It’s been 29 days since Qin Gang disappeared, the Chinese Foreign Minister has not been seen since meeting envoys from Vietnam, Sri Lanka and Russia. Meetings were missed that made his disappearance noticeable, for instance Josep Borrell, the foreign minister of the European Union, Janet Yelland of the US Treasury and also a failure to attend the ASEAN Summit held in Jakarta.
So where is Qin Gang? The Wolf Warrior has it seems fallen foul of the party. The silence is deafening and where there is silence, there is intrigue. Journalists have asked the question… where is Qin Gang… daily and finally the answer came…. he is ill. Social media has been awash with gossip, the government have not stepped in to batten down the mediaraties who have conjectured what he has done wrong. Repeated questions about his whereabouts have been met with silence and so the gossip, conjecture and information vacuum add to the questions and unsubstantiated rumours of what has happened to him and what he has done wrong.
“It’s a very bad look for the PRC to have their foreign minister disappear for three weeks,” said Bill Bishop on his Sharp China Podcast.
“The absence of any information since his last appearance… fuels the rumours, from health to an affair and a child out of wedlock to being caught up in a spy case.”
Wang Wenbin, Qin Gong’s foreign ministry spokeswoman, insisted that she had “no understanding” of the rumours surrounding his disappearance.
It is not the first time that figures have disappeared, Jack Ma upset the party by splitting Alibaba into two and spent months in silent confinement, before re-appearing earlier this year. Jack Ma, was in trouble because he had accused Chinese banks of managing their business’ with the mentality of a “pawn shop”. He also criticised the party and authorities methods of managing the banking system who he accused of managing digital finance in the same way as managing a “railway station or airport.”
“There are CCP committees there to remind the companies… that the party ultimately has power, even powerful individuals like Jack Ma,” says Samantha Hoffman, a researcher at the Australian Strategic Policy Institute.
What we know of Qin Gang is that he is married and has one son, he was ambassador to the United States and Britain, and had been moving up the party structure because of his popularity.

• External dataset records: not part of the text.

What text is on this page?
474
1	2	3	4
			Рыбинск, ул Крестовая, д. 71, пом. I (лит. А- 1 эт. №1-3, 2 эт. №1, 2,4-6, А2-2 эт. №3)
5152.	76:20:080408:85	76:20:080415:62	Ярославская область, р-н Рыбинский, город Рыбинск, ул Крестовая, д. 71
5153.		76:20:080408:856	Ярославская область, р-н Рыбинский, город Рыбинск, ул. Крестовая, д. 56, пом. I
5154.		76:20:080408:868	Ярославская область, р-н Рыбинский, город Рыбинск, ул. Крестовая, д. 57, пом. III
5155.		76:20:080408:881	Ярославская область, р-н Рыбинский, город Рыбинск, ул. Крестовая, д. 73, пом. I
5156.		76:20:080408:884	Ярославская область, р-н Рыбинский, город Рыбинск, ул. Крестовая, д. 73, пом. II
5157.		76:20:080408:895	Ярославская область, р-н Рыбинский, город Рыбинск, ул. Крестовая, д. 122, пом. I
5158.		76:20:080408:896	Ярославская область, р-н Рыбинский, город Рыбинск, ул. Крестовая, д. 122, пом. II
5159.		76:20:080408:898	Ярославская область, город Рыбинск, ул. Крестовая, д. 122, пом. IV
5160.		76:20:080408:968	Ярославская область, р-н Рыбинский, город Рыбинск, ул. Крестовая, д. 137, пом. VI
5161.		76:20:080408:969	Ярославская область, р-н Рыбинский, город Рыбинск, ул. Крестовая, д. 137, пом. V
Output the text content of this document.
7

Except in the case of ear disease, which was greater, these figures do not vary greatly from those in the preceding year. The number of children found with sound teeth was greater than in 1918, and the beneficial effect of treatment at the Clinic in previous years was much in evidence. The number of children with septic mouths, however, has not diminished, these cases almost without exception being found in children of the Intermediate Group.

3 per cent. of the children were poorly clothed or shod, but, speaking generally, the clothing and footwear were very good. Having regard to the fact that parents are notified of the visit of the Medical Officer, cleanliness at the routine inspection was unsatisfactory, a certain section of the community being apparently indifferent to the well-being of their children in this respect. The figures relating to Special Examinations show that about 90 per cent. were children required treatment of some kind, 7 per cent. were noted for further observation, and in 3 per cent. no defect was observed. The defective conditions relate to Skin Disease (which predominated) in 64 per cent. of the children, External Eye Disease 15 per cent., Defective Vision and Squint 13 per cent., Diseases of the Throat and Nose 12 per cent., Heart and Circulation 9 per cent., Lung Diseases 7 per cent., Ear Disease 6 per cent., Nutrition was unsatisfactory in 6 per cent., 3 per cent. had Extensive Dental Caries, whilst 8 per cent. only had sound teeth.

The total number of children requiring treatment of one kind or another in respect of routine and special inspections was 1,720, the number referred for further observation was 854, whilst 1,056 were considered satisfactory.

We know his education and path into the civil service but everything after is a bit fuzzy, and there is very little information about his private life, other than conjecture that he has been having an affair.
According to the Washington Post, Qin has a huge number of enemies inside the government…[..] He was marginally talented person, who just being close with Xi, [was] catapulted up.”
The Washington Post thinks that Qin’s prolonged absence “may indicate that he is being set up to take the fall this time.” But the question is why he is being held and a trial has not been arranged. The rhetorical answer is that Qin may be brought up on charges that will allow Xi to get rid of him without establishing the charges that he will be brought up on, especially if the charge is an extra marital affair.
According to Jamie Sedel, writing for AU.com, the rumour is that Qin has been having an affair with Hong Kong based Phoenix TV personality FU Xiaotian. He goes on to claim that Fu had a baby nine months after Qin had been interviewed by her and that child is his. What makes this particularly difficult is that the gossip columns on the internet are that the name of the father is unknown, but Fu has commented on social media posts celebrating Qin’s birthday, and again when he was promoted to the Communist Party’s Central Committee.
Of course the gossip is not substantiated by anybody or anything that could be called concrete, but rumours also argue that Qin has become caught up in a spy case, where someone he suggested to President Xi, was arrested for spying. So the question is what or who will take his place as foreign minister, or whether he will return. In many ways the silence surrounding the disappearance has led to intrigue, but there are also questions whether China will continue engaging in ‘Wolf Warrior’ diplomacy or move towards a more conciliatory form of diplomacy.
Christopher Walker, writing in Foreign Affairs believes that China’s secrecy or limiting transparency and accountability is leading to a “gradual erosion of global norms of transparency and open government.” But what is going on is more than that, Xi does not seem to feel that China is compelled to answer questions of its top diplomat and in many ways this is reflective of the CCP’s own method of attaining secrecy, which itself forms arguments of how you manage and formulate a foreign policy directed at China.
James Cleverly, the British foreign secretary warned that there could be a tragic miscalculation unless Beijing lifts the veil of secrecy over its military and nuclear weapons expansion. But this is nothing new, China has always been a secretive state, even when the Covid pandemic broke out there were levels of secrecy before coming clean when cities were shut down.
Qin Gang for the moment has disappeared, how he reappears will be key to the West’s understanding of its own foreign policy towards China. His position has been taken up for the time being by Wang Yi, the question is how will Qin reappear. Will he appear on a podium handcuffed to a guard and charged with corruption or will he just reappear, with nothing said or argued and continue the confrontational diplomacy that China has followed since he sat at the table and argued China’s cause.